Minggu, Februari 21, 2016

Bertetangga itu Mudah, Jangan Dipersulit

Saifullah Yusuf, Wakil Gubernur Jawa Timur, pekan ini meluncurkan gerakan peduli tetangga di Sun City Sidoarjo. Gerakan moral yang mengambil motto Gandeng tangan Jaga Lingkungan ini hasil pemikiran Gus Ipul (sapaan Saifullah Yusuf) dengan Eep saefulloh Fatah. Gerakan ini juga dilengkapi dengan aplikasi dengan nama ‘tetangga’ di playstore Android ataupun di IOS Iphone.

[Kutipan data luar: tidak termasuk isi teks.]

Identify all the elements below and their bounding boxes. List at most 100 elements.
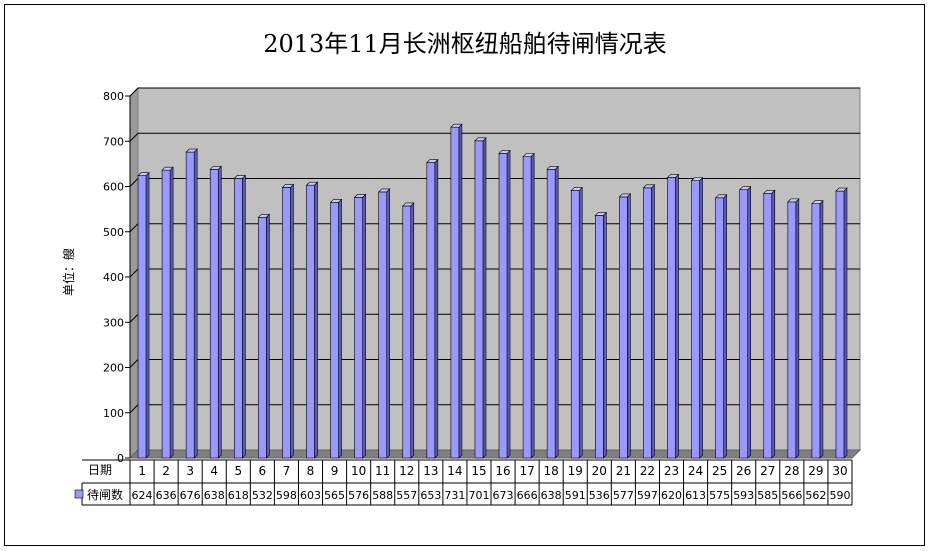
bar-side xyxy=(651,184,655,459)
x-tick-label: 3 xyxy=(186,464,194,478)
bar-top xyxy=(329,199,343,203)
bar xyxy=(282,187,291,459)
data-label: 636 xyxy=(156,489,177,502)
bar-top xyxy=(257,213,271,218)
bar xyxy=(498,153,508,459)
bar-side xyxy=(410,202,415,459)
data-label: 593 xyxy=(733,489,754,502)
bar-side xyxy=(819,199,824,459)
bar-top xyxy=(209,166,222,170)
bar-side xyxy=(434,158,439,459)
bar-top xyxy=(377,188,391,193)
bar xyxy=(835,190,845,459)
bar-side xyxy=(314,181,318,459)
bar-top xyxy=(305,181,319,186)
x-tick-label: 26 xyxy=(736,464,751,478)
bar-top xyxy=(426,159,439,163)
bar-side xyxy=(458,123,463,459)
data-label: 598 xyxy=(276,489,297,502)
bar-top xyxy=(474,137,487,142)
bar-top xyxy=(811,200,824,204)
bar-side xyxy=(723,194,727,459)
y-tick-label: 400 xyxy=(103,271,124,284)
data-label: 673 xyxy=(493,489,514,502)
bar-top xyxy=(642,184,656,189)
bar-side xyxy=(578,186,583,459)
x-tick-label: 20 xyxy=(592,464,607,478)
bar-side xyxy=(217,165,222,459)
bar-top xyxy=(714,194,728,199)
x-tick-label: 4 xyxy=(210,464,218,478)
bar xyxy=(426,162,436,459)
data-label: 590 xyxy=(829,489,850,502)
bar xyxy=(209,169,219,459)
bar xyxy=(619,196,628,459)
bar-top xyxy=(233,175,247,179)
bar-top xyxy=(185,148,198,153)
x-axis-label: 日期 xyxy=(88,463,112,477)
bar-top xyxy=(281,184,295,188)
bar xyxy=(330,202,339,459)
bar-side xyxy=(602,211,607,459)
data-label: 638 xyxy=(541,489,562,502)
data-label: 676 xyxy=(180,489,201,502)
gridline xyxy=(129,132,860,142)
bar xyxy=(763,192,773,459)
bar-side xyxy=(530,152,535,459)
data-label: 624 xyxy=(132,489,153,502)
data-label: 565 xyxy=(324,489,345,502)
bar xyxy=(161,169,171,459)
bar-top xyxy=(835,187,848,192)
bar xyxy=(811,203,821,459)
y-tick-label: 100 xyxy=(103,407,124,420)
x-tick-label: 6 xyxy=(259,464,267,478)
data-label: 731 xyxy=(444,489,465,502)
bar-side xyxy=(675,173,679,459)
x-tick-label: 24 xyxy=(688,464,703,478)
x-tick-label: 8 xyxy=(307,464,315,478)
x-tick-label: 11 xyxy=(375,464,390,478)
data-label: 620 xyxy=(661,489,682,502)
bar-top xyxy=(402,202,415,207)
x-tick-label: 1 xyxy=(138,464,146,478)
bar-side xyxy=(482,137,487,459)
x-tick-label: 27 xyxy=(760,464,775,478)
bar-top xyxy=(690,177,704,181)
bar-top xyxy=(450,123,463,128)
x-tick-label: 9 xyxy=(331,464,339,478)
x-tick-label: 15 xyxy=(471,464,486,478)
bar-side xyxy=(242,174,246,459)
bar-top xyxy=(763,189,776,194)
x-tick-label: 13 xyxy=(423,464,438,478)
bar xyxy=(378,191,388,459)
bar xyxy=(258,216,267,459)
x-tick-label: 17 xyxy=(519,464,534,478)
data-label: 603 xyxy=(300,489,321,502)
x-tick-label: 19 xyxy=(568,464,583,478)
bar-side xyxy=(169,166,174,459)
y-tick-label: 0 xyxy=(117,452,124,465)
bar-top xyxy=(787,198,800,203)
x-tick-label: 30 xyxy=(832,464,847,478)
bar xyxy=(185,151,195,459)
x-tick-label: 2 xyxy=(162,464,170,478)
bar xyxy=(739,189,749,459)
x-tick-label: 10 xyxy=(351,464,366,478)
bar-side xyxy=(386,188,391,459)
bar-top xyxy=(570,187,583,191)
bar xyxy=(570,190,580,459)
bar xyxy=(354,197,363,459)
bar xyxy=(137,175,147,459)
bar-side xyxy=(290,183,294,459)
x-tick-label: 7 xyxy=(283,464,291,478)
bar-side xyxy=(362,193,366,459)
data-label: 588 xyxy=(372,489,393,502)
chart-title: 2013年11月长洲枢纽船舶待闸情况表 xyxy=(263,30,667,58)
data-label: 536 xyxy=(589,489,610,502)
y-tick-label: 500 xyxy=(103,226,124,239)
data-label: 618 xyxy=(228,489,249,502)
x-tick-label: 23 xyxy=(664,464,679,478)
bar-side xyxy=(193,148,198,459)
data-label: 597 xyxy=(637,489,658,502)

Gerakan ini sempat dibahas akhir pekan lalu bersama Forum Editor Surabaya di sebuah cafe di tengah kota. Kebetulan, saya termasuk anggota forum tersebut dan sempat datang dalam diskusi tersebut. Dasar gerakan ini sebenarnya sederhana yaitu ikut peduli dengan lingkungan sekitar agar tidak terjadi hal yang tidak diinginkan mulai dari kejahatan, narkoba sampai dengan terorisme.
Bicara tetangga dan tanggungjawabnya, saya jadi ingat sebuah kisah bijak tentang seseorang yang miskin dan di ujung rasa laparnya, mencuri ubi di ladang tetangganya. Si miskin ini kemudian disidang dan menarik perhatian banyak orang. Banyak yang menuding bahwa hukum tidak adil untuk si miskin.
Dalam putusan sidang, sang hakim memutuskan si miskin bersalah dan dikenakan denda Rp500 ribu atau kurungan 3 bulan. Putusan ini sontak membuat ricuh suasana sidang sampai sang hakim mengetukkan palunya berulang-ulang dan minta pengunjung sidang untuk tenang. Ternyata putusan belum tuntas dibacakan.
“Saya juga menghukum saya sendiri sebesar Rp500 ribu, seluruh pengunjung sidang ini, masing-masing dengan denda Rp250 ribu. Untuk tetangga kanan kiri dengan radius 5 rumah dengan rumah terdakwa, juga saya hukum untuk membayar denda masing-masing Rp250 ribu. Untuk ketua RT, RW, kepala desa dan kepala kecamatan di mana terdakwa tingga, saya kenakan hukuman denda Rp500 ribu. Denda ini adalah denda karena kita lah yang bertanggungjawab bila ada warga atau orang di sekitar kita yang kelaparan atau kesakitan,” kata sang hakim yang  kemudian mengeluarkan uang denda dan meminta jaksa untuk mengeksekusi putusannya.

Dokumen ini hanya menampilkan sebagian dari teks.